La philosophie de travail est ce qui doit être la branche la plus sollicitée en matière de réflexion dans ce monde contemporain où les bouleversements économiques et sociaux ont mis des barrières infranchissables entre le naturel et le culturel. Or, les hommes préfèrent de loin travailler que philosopher, car la philosophie n’est pas considérée comme un travail, du moins c’est ce qui est perçu dans la conscience collective. Les sociologues et les économistes, pour leur part, tentent de fournir une solution bien élaborée pour résorber aux problèmes relatifs au travail, ce qui éloigne davantage les questionnements sur l’essence du travail. Comme disait Rousseau, « ne rien faire est la première et la plus forte passion de l’homme après celle de se conserver », démontrant ainsi une contradiction manifeste entre la volonté de travailler et les réclamations dues à la pénibilité du travail. L’étonnement qui découle de ce constat remettra donc en surface les problèmes sous-jacents aux troubles sociaux actuels, ce qui nécessite le retour vers le fondement philosophique du travail. Sans tomber dans une recherche sur ce qui est naturel ou culturel dans le travail, nous pouvons réduire la problématique à ceci : quels sont les effets escomptés du travail humain ? Afin d’étayer à fond la question, voyons tout d’abord les conditions qui rendent possible le travail dans la société ; par la suite, approfondissons le côté humaniste dans le travail, en insistant sur la volonté intérieure de l’individu à déployer son essence. Et pour finir, nous allons développer les possibilités qui s’offrent à l’homme, dans la réalité, afin que le travail qu’il effectue ait véritablement un sens.
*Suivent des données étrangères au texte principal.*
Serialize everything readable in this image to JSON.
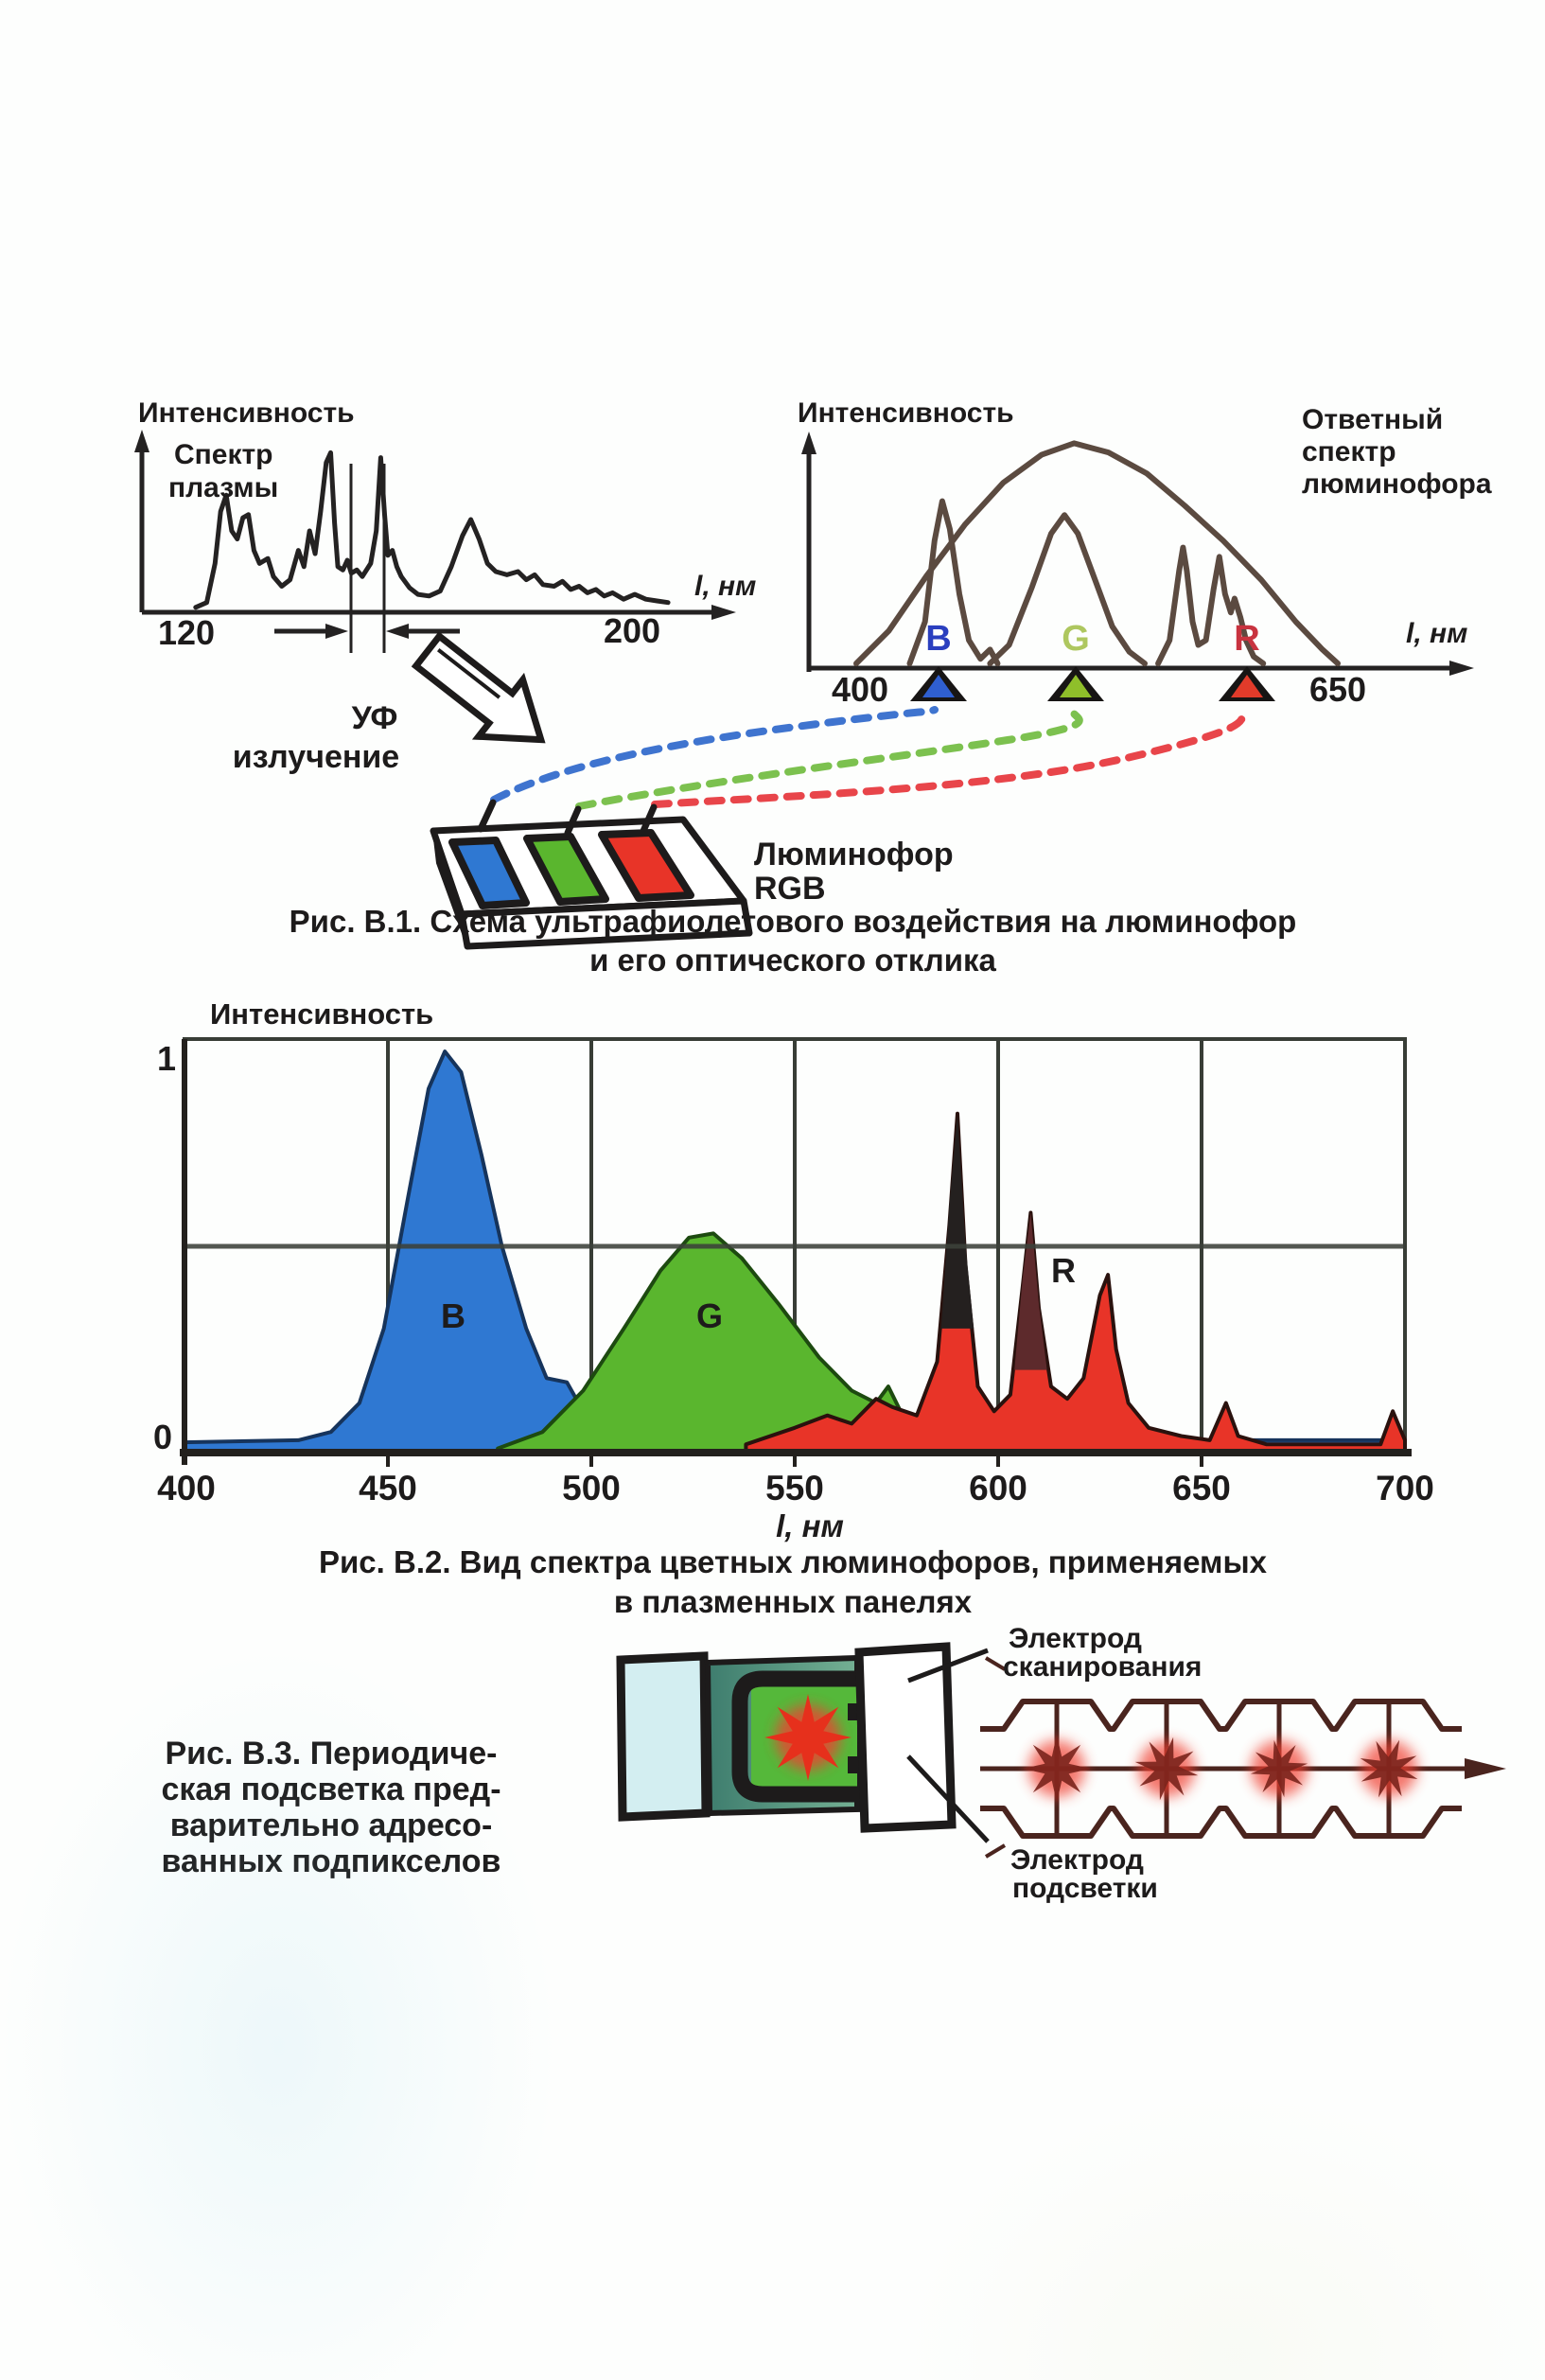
{
  "palette": {
    "ink": "#1d1b1b",
    "chart1_stroke": "#242222",
    "chart2_stroke": "#5b4a40",
    "blue_fill": "#2f78d2",
    "blue_edge": "#16345c",
    "green_fill": "#5ab62e",
    "green_edge": "#1d4a10",
    "red_fill": "#e83428",
    "red_edge": "#2a120e",
    "dark_tip": "#24201f",
    "maroon_tip": "#5d2a2c",
    "letter_b": "#2a3fbf",
    "letter_g": "#aec75f",
    "letter_r": "#c8333f",
    "tri_blue": "#2f5fd0",
    "tri_green": "#8fbf2a",
    "tri_red": "#e23b2a",
    "dash_blue": "#3f74cf",
    "dash_green": "#7cc14f",
    "dash_red": "#e8454a",
    "diagram_brown": "#4a241e",
    "glass_cyan": "#d3eef1",
    "wall_teal": "#4b8876",
    "phosphor_green": "#55b83a",
    "spark_red": "#e6301c"
  },
  "fig1": {
    "uv_lines": [
      "УФ",
      "излучение"
    ],
    "tray_label_lines": [
      "Люминофор",
      "RGB"
    ],
    "caption_lines": [
      "Рис. В.1. Схема ультрафиолетового воздействия на люминофор",
      "и его оптического отклика"
    ]
  },
  "fig2": {
    "caption_lines": [
      "Рис. В.2. Вид спектра цветных люминофоров, применяемых",
      "в плазменных панелях"
    ]
  },
  "fig3": {
    "caption_lines": [
      "Рис. В.3. Периодиче-",
      "ская подсветка пред-",
      "варительно адресо-",
      "ванных подпикселов"
    ],
    "scan_electrode_lines": [
      "Электрод",
      "сканирования"
    ],
    "backlight_electrode_lines": [
      "Электрод",
      "подсветки"
    ]
  },
  "chart_data": [
    {
      "id": "plasma",
      "type": "line",
      "ylabel": "Интенсивность",
      "annotation_lines": [
        "Спектр",
        "плазмы"
      ],
      "xlabel": "l, нм",
      "xtick_labels": [
        "120",
        "200"
      ],
      "x_range": [
        120,
        210
      ],
      "marked_band_nm": [
        150,
        156
      ],
      "points": [
        [
          122,
          0.03
        ],
        [
          124,
          0.06
        ],
        [
          125.5,
          0.3
        ],
        [
          126.5,
          0.62
        ],
        [
          127.5,
          0.72
        ],
        [
          128.5,
          0.5
        ],
        [
          129.5,
          0.45
        ],
        [
          130.5,
          0.58
        ],
        [
          131.5,
          0.6
        ],
        [
          132.5,
          0.38
        ],
        [
          133.5,
          0.3
        ],
        [
          135,
          0.33
        ],
        [
          136,
          0.22
        ],
        [
          137.5,
          0.16
        ],
        [
          139,
          0.2
        ],
        [
          140.5,
          0.38
        ],
        [
          141.5,
          0.28
        ],
        [
          142.5,
          0.5
        ],
        [
          143.5,
          0.36
        ],
        [
          144.5,
          0.62
        ],
        [
          145.5,
          0.92
        ],
        [
          146.3,
          0.98
        ],
        [
          147,
          0.55
        ],
        [
          147.6,
          0.28
        ],
        [
          148.5,
          0.26
        ],
        [
          149.3,
          0.32
        ],
        [
          150,
          0.24
        ],
        [
          151,
          0.26
        ],
        [
          152,
          0.22
        ],
        [
          153.5,
          0.3
        ],
        [
          154.5,
          0.5
        ],
        [
          155.3,
          0.95
        ],
        [
          156,
          0.6
        ],
        [
          156.6,
          0.35
        ],
        [
          157.4,
          0.38
        ],
        [
          158.2,
          0.28
        ],
        [
          159,
          0.22
        ],
        [
          160.5,
          0.15
        ],
        [
          162,
          0.11
        ],
        [
          164,
          0.1
        ],
        [
          166,
          0.13
        ],
        [
          168,
          0.28
        ],
        [
          170,
          0.47
        ],
        [
          171.5,
          0.57
        ],
        [
          173,
          0.45
        ],
        [
          174.5,
          0.3
        ],
        [
          176,
          0.25
        ],
        [
          178,
          0.23
        ],
        [
          180,
          0.25
        ],
        [
          181.5,
          0.2
        ],
        [
          183,
          0.23
        ],
        [
          184.5,
          0.17
        ],
        [
          186.5,
          0.16
        ],
        [
          188,
          0.19
        ],
        [
          189.5,
          0.14
        ],
        [
          191,
          0.16
        ],
        [
          192.5,
          0.12
        ],
        [
          194,
          0.14
        ],
        [
          195.5,
          0.1
        ],
        [
          197,
          0.12
        ],
        [
          199,
          0.08
        ],
        [
          201,
          0.11
        ],
        [
          203,
          0.08
        ],
        [
          205,
          0.07
        ],
        [
          207,
          0.06
        ]
      ]
    },
    {
      "id": "response",
      "type": "line",
      "ylabel": "Интенсивность",
      "right_label_lines": [
        "Ответный",
        "спектр",
        "люминофора"
      ],
      "xlabel": "l, нм",
      "xtick_labels": [
        "400",
        "650"
      ],
      "markers": [
        {
          "label": "B",
          "nm": 441
        },
        {
          "label": "G",
          "nm": 513
        },
        {
          "label": "R",
          "nm": 602
        }
      ],
      "curves": {
        "envelope": [
          [
            398,
            0.02
          ],
          [
            415,
            0.16
          ],
          [
            435,
            0.4
          ],
          [
            455,
            0.62
          ],
          [
            475,
            0.8
          ],
          [
            495,
            0.92
          ],
          [
            512,
            0.97
          ],
          [
            530,
            0.93
          ],
          [
            550,
            0.84
          ],
          [
            570,
            0.7
          ],
          [
            590,
            0.55
          ],
          [
            610,
            0.38
          ],
          [
            628,
            0.2
          ],
          [
            642,
            0.08
          ],
          [
            650,
            0.02
          ]
        ],
        "blue_peak": [
          [
            426,
            0.02
          ],
          [
            434,
            0.2
          ],
          [
            439,
            0.55
          ],
          [
            443,
            0.72
          ],
          [
            447,
            0.6
          ],
          [
            452,
            0.32
          ],
          [
            457,
            0.12
          ],
          [
            463,
            0.04
          ],
          [
            468,
            0.08
          ],
          [
            472,
            0.02
          ]
        ],
        "green_peak": [
          [
            468,
            0.02
          ],
          [
            478,
            0.1
          ],
          [
            490,
            0.35
          ],
          [
            500,
            0.58
          ],
          [
            507,
            0.66
          ],
          [
            514,
            0.58
          ],
          [
            523,
            0.38
          ],
          [
            532,
            0.18
          ],
          [
            541,
            0.07
          ],
          [
            549,
            0.02
          ]
        ],
        "red_peaks": [
          [
            556,
            0.02
          ],
          [
            562,
            0.12
          ],
          [
            567,
            0.42
          ],
          [
            569,
            0.52
          ],
          [
            571,
            0.42
          ],
          [
            574,
            0.2
          ],
          [
            577,
            0.1
          ],
          [
            581,
            0.12
          ],
          [
            585,
            0.34
          ],
          [
            588,
            0.48
          ],
          [
            591,
            0.32
          ],
          [
            594,
            0.24
          ],
          [
            596,
            0.3
          ],
          [
            599,
            0.22
          ],
          [
            602,
            0.12
          ],
          [
            606,
            0.05
          ],
          [
            611,
            0.02
          ]
        ]
      }
    },
    {
      "id": "phosphors",
      "type": "area",
      "ylabel": "Интенсивность",
      "xlabel": "l, нм",
      "xtick_labels": [
        "400",
        "450",
        "500",
        "550",
        "600",
        "650",
        "700"
      ],
      "yticks": [
        "0",
        "1"
      ],
      "ylim": [
        0,
        1
      ],
      "grid": true,
      "series": [
        {
          "name": "B",
          "color": "blue",
          "points": [
            [
              400,
              0.025
            ],
            [
              428,
              0.03
            ],
            [
              436,
              0.05
            ],
            [
              443,
              0.12
            ],
            [
              449,
              0.3
            ],
            [
              455,
              0.62
            ],
            [
              460,
              0.88
            ],
            [
              464,
              0.97
            ],
            [
              468,
              0.92
            ],
            [
              473,
              0.72
            ],
            [
              478,
              0.5
            ],
            [
              484,
              0.3
            ],
            [
              489,
              0.18
            ],
            [
              494,
              0.17
            ],
            [
              498,
              0.1
            ],
            [
              504,
              0.06
            ],
            [
              512,
              0.04
            ],
            [
              525,
              0.03
            ],
            [
              560,
              0.03
            ],
            [
              600,
              0.035
            ],
            [
              650,
              0.03
            ],
            [
              700,
              0.03
            ]
          ]
        },
        {
          "name": "G",
          "color": "green",
          "points": [
            [
              477,
              0.01
            ],
            [
              488,
              0.05
            ],
            [
              498,
              0.15
            ],
            [
              508,
              0.3
            ],
            [
              517,
              0.44
            ],
            [
              524,
              0.52
            ],
            [
              530,
              0.53
            ],
            [
              537,
              0.47
            ],
            [
              546,
              0.36
            ],
            [
              556,
              0.23
            ],
            [
              564,
              0.15
            ],
            [
              570,
              0.12
            ],
            [
              573,
              0.16
            ],
            [
              576,
              0.1
            ],
            [
              581,
              0.05
            ],
            [
              589,
              0.02
            ],
            [
              598,
              0.01
            ]
          ]
        },
        {
          "name": "R",
          "color": "red",
          "points": [
            [
              538,
              0.02
            ],
            [
              550,
              0.06
            ],
            [
              558,
              0.09
            ],
            [
              564,
              0.07
            ],
            [
              570,
              0.13
            ],
            [
              574,
              0.11
            ],
            [
              580,
              0.09
            ],
            [
              585,
              0.22
            ],
            [
              588,
              0.55
            ],
            [
              590,
              0.82
            ],
            [
              592,
              0.45
            ],
            [
              595,
              0.16
            ],
            [
              599,
              0.1
            ],
            [
              603,
              0.14
            ],
            [
              606,
              0.4
            ],
            [
              608,
              0.58
            ],
            [
              610,
              0.35
            ],
            [
              613,
              0.16
            ],
            [
              617,
              0.13
            ],
            [
              621,
              0.18
            ],
            [
              625,
              0.38
            ],
            [
              627,
              0.43
            ],
            [
              629,
              0.25
            ],
            [
              632,
              0.12
            ],
            [
              637,
              0.06
            ],
            [
              645,
              0.04
            ],
            [
              652,
              0.03
            ],
            [
              656,
              0.12
            ],
            [
              659,
              0.04
            ],
            [
              666,
              0.02
            ],
            [
              680,
              0.02
            ],
            [
              694,
              0.02
            ],
            [
              697,
              0.1
            ],
            [
              700,
              0.03
            ]
          ]
        }
      ],
      "series_labels": [
        {
          "text": "B",
          "nm": 466,
          "v": 0.3
        },
        {
          "text": "G",
          "nm": 529,
          "v": 0.3
        },
        {
          "text": "R",
          "nm": 616,
          "v": 0.42
        }
      ],
      "dark_tips": [
        {
          "color_key": "dark_tip",
          "points": [
            [
              586,
              0.3
            ],
            [
              588,
              0.6
            ],
            [
              590,
              0.82
            ],
            [
              592,
              0.5
            ],
            [
              594,
              0.3
            ]
          ]
        },
        {
          "color_key": "maroon_tip",
          "points": [
            [
              604,
              0.2
            ],
            [
              606,
              0.42
            ],
            [
              608,
              0.58
            ],
            [
              610,
              0.36
            ],
            [
              612,
              0.2
            ]
          ]
        }
      ]
    }
  ]
}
I. La société pose les structures de base du travail humain

Selon une analyse purement réaliste, le travail recèle une certaine particularité, puisqu’il n’existe point dans le monde animal une situation qui donnerait une place appropriée à ce qu’on définit couramment par ce terme. Il est pourtant clair que le point commun entre le mobile des hommes et celui des animaux est le maintien de la survie, en puisant dans la nature les ressources qui leur sont nécessaires. Créé par la société, le travail ne peut s’épanouir qu’à l’intérieur de celle-ci, plus précisément à travers les interactions humaines. « C’est du travail d’autrui qu’il lui faut attendre la plus grande partie de toutes ces jouissances ; ainsi, il sera riche ou pauvre, selon la quantité de travail qu’il pourra commander ou qu’il sera en état d’acheter ». Comme le montre clairement Adam Smith dans Recherches sur la nature et les causes de la richesse des nations, on ne travaille pas pour soi, mais plutôt pour les autres. Une économie de subsistance, ce qui s’étend par la suite en une économie autarcique ou une économie sans échange, ne met pas en exergue le caractère social du travail. « Dans l’enfance des sociétés la valeur échangeable des choses, ou la règle qui fixe la quantité que l’on doit donner d’un objet pour un autre, ne dépend que de la quantité comparative de travail qui a été employé à la production de chacun d’eux », explique David Ricardo dans Des principes de l’économie politique.En effet, il est toujours possible d’assurer sa survie en déployant soi-même ses capacités pour mettre sa famille à l’abri des besoins, mais cette activité ne peut être appelée comme travail, selon son sens approfondi.Les activités au foyer d’une femme ne sont pas considérées comme un travail, non pas parce qu’elle ne perçoit un salaire mensuel, mais plutôt parce que la valeur de cette activité n’a été échangée ni comparée à une autre activité ayant une valeur.« Les sociétés ont progressé dans la mesure où elles-mêmes, leurs sous-groupes et enfin leurs individus, ont su stabiliser leurs rapports, donner, recevoir, et enfin, rendre », disait Marcel Mauss dans Sociologie et anthropologie.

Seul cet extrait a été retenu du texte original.